Da un’indagine condotta tra gli studenti anche dei Paesi etnei è emerso che solo pochi hanno visitato l’Etna ed il cratere centrale.
Essere siciliani e catanesi e non conoscere l’Etna, non aver mai camminato tra la lava raffreddata delle storiche eruzioni, è segno di un vuoto culturale che la Scuola e le Amministrazione comunali dovrebbero colmare .
I pochi che hanno avuto la fortuna di conoscere , visitare e “frequentare” l’Etna lo hanno potuto realizzare grazie alla sensibilità culturale dei genitori, che , a quanto pare, è poco diffusa.

Il progetto nasce:
1) dalla constatazione che solo pochi studenti hanno avuto genitori sensibili e attenti, i quali hanno favorito la visita e la “conoscenza diretta” dell’Etna;
2) dall’esempio dell’Istituto Comprensivo “Cardinale Dusmet” di Nicolosi che da dieci anni circa porta gli alunni delle terze classi di scuola media sul Vulcano;
3) dall’iniziativa ben riuscita nell’anno 2010 promossa dal Coordinamento provinciale dei Consigli Comunali dei Ragazzi.

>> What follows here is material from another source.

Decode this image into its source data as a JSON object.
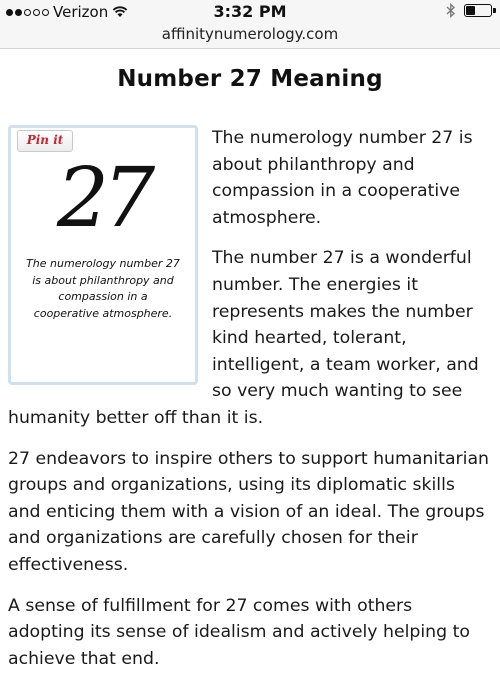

La Scuola insieme all’Amministrazione comunale di Nicolosi, hanno offerto l’opportunità e l’occasione di svolgere una significativa esperienza di contatto diretto con la lava, di emozioni e suggestioni ad alta quota, di visita turistica e paesaggistica eccezionale.
L’esperienza della visita ai crateri sommitali di quota 2920 ha consentito agli studenti di conoscere la realtà turistica della nostra Etna dove la funivia,con i suoi impianti di risalita, consente varie escursioni ed attività sportive.
Il progetto, che ha come primi promotori i Consigli Comunali dei Ragazzi della Provincia ed i Ragazzi Sindaci ha inteso promuovere una nuova cultura della valorizzazione del territorio la conoscenza diretta del nostro patrimonio naturalistico una specifica attenzione al microcosmo vulcanico, vero laboratorio di ricerca e di scoperta scientifica la valorizzazione dei nostri beni territoriali ed ambientali una vera “educazione” che produce apprendimenti capaci di modificare il modo di pensare e di sentire l’Etna e, quindi, favorire un nuovo approccio capace di lasciare il segno nella formazione culturale.

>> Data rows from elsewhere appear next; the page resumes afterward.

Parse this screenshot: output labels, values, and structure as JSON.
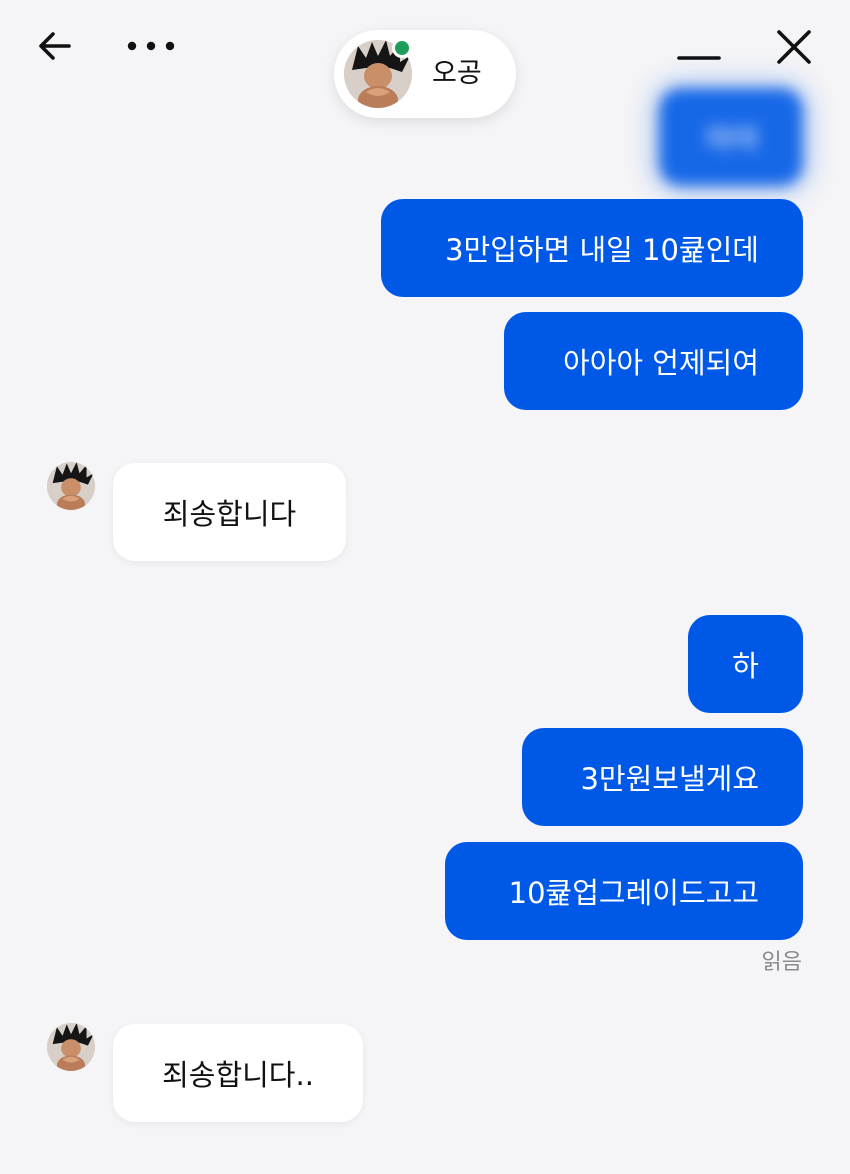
{
  "header": {
    "back_icon": "arrow-left-icon",
    "more_icon": "more-horizontal-icon",
    "minimize_icon": "minimize-icon",
    "close_icon": "close-icon",
    "contact_name": "오공",
    "status": "online",
    "status_color": "#1e9c5a"
  },
  "colors": {
    "my_bubble": "#0059e6",
    "their_bubble": "#ffffff",
    "background": "#f5f5f7"
  },
  "messages": [
    {
      "sender": "me",
      "text": "아아"
    },
    {
      "sender": "me",
      "text": "3만입하면 내일 10큝인데"
    },
    {
      "sender": "me",
      "text": "아아아 언제되여"
    },
    {
      "sender": "them",
      "text": "죄송합니다"
    },
    {
      "sender": "me",
      "text": "하"
    },
    {
      "sender": "me",
      "text": "3만원보낼게요"
    },
    {
      "sender": "me",
      "text": "10큝업그레이드고고"
    },
    {
      "sender": "them",
      "text": "죄송합니다.."
    }
  ],
  "read_receipt": "읽음"
}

La consegna dell’attestato è avvenuta il 17 maggio 2013.

 

1 comment

  1. Lima Valeria

    21 maggio 2013 at 23:38 — Reply

    Penso che il piacere di visitare il vulcano ci può essere ma per una famiglia di 4 persone dover spendere poco meno di 200 euro per un’escursione di un paio d’ore non penso che sia possibile con i tempi che corrono o per lo meno ci pensi un pò prima di fare questa esperienza con la tua famiglia.
    Si dovrebbero abbassare i prezzi così che si potrà fruire meglio del nostro meraviglioso vulcano e sarà conosciuto meglio da tutti adulti e bambini.